Led by Dr Shailendra Dandge, MD of MediCiti Institute of Medical Sciences, the research team reported the successful development and implementation of a strategy leveraging mobile health technology and non-physician health workers (NPHW) to help in the detection and treatment of hypertension and diabetes at the convenience of homes or rural people in Medchal. The NPHW were guided remotely by the physicians.

The research team screened all the adults aged 20 years and above for hypertension and diabetes in two villages of Medchal mandal, comprising about 2000 population. As part of the strategy, the tests were performed by non-physician health workers using electronic blood pressure apparatus and glucometer interfaced to an internet-enabled tablet computer. Medical history and test results captured on the tablet computer were transferred and stored in ‘cloud’ as electronic health record. Each individual’s electronic health record was accessible to a remotely located physician on his computer dashboard. The non-physician health worker facilitated a video consultation via Skype between the physician and patients identified with hypertension and diabetes. The physician generated an electronic prescription at the end of the consultation which was delivered to the tablet computer that the non-physician health worker carried. The non-physician health worker printed the prescription at the doorsteps of beneficiaries using a wireless portable printer connected to the tablet computer via wi-fi and delivered the prescription and medicines.

Using this strategy, more than 50% of individuals who were unaware of their hypertension and more than 25% of those unaware of their diabetes were detected. All individuals identified with hypertension and diabetes were followed-up regularly by the non-physician health workers once a month to assess control of blood pressure and blood sugar. Once in a quarter they were connected with a doctor via Skype. At the end of two years of implementation of this strategy a significant proportion of patients had their high blood pressure and blood sugar under control.

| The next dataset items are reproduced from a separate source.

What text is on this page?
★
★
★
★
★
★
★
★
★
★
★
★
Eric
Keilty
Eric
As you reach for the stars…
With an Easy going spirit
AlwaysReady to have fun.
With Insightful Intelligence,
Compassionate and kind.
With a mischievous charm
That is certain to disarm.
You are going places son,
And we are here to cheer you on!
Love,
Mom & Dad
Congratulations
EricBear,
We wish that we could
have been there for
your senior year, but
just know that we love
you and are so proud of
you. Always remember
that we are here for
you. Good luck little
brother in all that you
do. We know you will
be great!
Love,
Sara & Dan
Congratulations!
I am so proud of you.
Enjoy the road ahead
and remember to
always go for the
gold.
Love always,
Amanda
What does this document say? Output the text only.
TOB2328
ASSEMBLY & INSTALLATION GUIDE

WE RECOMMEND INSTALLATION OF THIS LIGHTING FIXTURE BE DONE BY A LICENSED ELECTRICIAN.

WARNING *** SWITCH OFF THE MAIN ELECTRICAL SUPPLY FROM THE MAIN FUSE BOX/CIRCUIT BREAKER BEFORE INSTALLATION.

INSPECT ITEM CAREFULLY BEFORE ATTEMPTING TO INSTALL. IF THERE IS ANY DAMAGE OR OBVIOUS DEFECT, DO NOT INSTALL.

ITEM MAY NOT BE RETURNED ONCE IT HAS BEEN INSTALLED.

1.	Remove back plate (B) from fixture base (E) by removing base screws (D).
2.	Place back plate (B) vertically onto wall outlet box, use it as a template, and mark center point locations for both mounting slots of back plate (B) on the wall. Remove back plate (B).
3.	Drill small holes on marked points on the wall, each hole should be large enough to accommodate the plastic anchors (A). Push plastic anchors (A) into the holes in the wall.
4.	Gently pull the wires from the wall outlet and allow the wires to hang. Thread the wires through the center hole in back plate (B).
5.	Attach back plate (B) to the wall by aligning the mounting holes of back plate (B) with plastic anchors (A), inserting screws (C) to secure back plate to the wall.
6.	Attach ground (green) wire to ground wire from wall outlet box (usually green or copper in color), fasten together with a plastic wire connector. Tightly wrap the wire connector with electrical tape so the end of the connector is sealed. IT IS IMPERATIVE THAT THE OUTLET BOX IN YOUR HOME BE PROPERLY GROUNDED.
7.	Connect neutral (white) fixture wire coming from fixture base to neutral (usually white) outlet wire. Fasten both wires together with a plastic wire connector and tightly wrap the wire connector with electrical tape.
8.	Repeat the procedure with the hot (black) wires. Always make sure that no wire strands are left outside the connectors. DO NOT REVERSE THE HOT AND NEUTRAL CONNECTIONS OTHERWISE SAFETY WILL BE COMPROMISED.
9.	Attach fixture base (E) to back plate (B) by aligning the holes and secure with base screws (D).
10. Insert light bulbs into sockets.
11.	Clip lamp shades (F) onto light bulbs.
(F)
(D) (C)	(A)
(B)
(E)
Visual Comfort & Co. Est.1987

House-to-house universal screening for hypertension and diabetes by using non-physician health workers, remote video consultation with a doctor, and free distribution of medicine eliminated healthcare and travel costs, thereby bringing detection and treatment of high blood pressure and diabetes into the realm of reality. This strategy, by virtue of its potential to establish a continuum of care, holds promise to reduce the burden of heart disease and stroke which are usually the complications of undetected and uncontrolled hypertension and diabetes.